The bill the House approved Friday morning contained just one change — an additional $100 million in savings from cutting a second Energy Department loan program, this one aimed at sparking new energy technologies.
That is the same program that financed a $528 million federal loan to Solyndra Inc., the California solar panel maker that won praise from President Barack Obama but has since gone bankrupt and laid off its 1,100 workers.
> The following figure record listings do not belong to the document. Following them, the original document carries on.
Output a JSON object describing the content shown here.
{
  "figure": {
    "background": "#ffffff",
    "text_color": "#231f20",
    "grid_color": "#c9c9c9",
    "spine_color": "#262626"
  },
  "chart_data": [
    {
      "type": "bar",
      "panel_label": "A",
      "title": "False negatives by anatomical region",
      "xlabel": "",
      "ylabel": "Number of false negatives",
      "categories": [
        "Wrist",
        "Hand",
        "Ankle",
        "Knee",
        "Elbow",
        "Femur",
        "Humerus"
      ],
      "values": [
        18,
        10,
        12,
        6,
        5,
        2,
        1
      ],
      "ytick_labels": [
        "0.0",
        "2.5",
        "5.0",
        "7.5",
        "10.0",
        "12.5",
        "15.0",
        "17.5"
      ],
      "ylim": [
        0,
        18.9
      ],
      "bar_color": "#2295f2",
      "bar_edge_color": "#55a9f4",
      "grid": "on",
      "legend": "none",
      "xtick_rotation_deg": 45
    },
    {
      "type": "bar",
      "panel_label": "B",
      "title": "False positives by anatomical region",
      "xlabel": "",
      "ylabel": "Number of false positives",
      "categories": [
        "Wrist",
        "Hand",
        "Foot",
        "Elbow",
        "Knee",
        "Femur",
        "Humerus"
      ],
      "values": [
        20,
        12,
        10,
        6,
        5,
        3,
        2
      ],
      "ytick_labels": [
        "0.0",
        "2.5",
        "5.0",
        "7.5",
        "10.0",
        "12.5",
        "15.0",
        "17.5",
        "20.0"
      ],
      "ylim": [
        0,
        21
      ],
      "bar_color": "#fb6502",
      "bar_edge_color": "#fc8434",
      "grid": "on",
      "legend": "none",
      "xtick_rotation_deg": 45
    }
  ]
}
The Obama administration had praised Solyndra as a model for green energy companies, but now Congress is investigating the circumstances under which the government approved the loan.
Forty-eight Republicans had voted against the bill on Wednesday, a number GOP leaders cut in half in Friday’s vote after hours of lobbying. One who switched from “no” to “yes” was conservative Rep. Jeff Landry, R-La., who said he was swayed by the new cuts in the technology loan program.  www.bgocled.com

2011年12月12日星期一

LED Tree Sculpture Aurora Will Light Up Burning Man



Self-taught sculptor Charlie Gadeken likes to play with fire, as evidenced by his blazing body of blowtorch artwork. But for his latest piece,Aurora, the San Francisco-based kinetic wizard has chosen LEDs to light up a massive tree that's programmed to mutate colors from day to night.
www.bgocled.com

Boise's cross getting LEDs, to be even brighter



A six-story mountaintop cross whose 2,100 watts of white light have illuminated the Boise night since 1956 is going green - and gettingeven brighter. The private group that owns the cross atop Table Rock is replacing its electricity-devouring fluorescent tubes with 2,600 energy-efficient LED lamps to cut the power bill from about $60 monthly to just $20.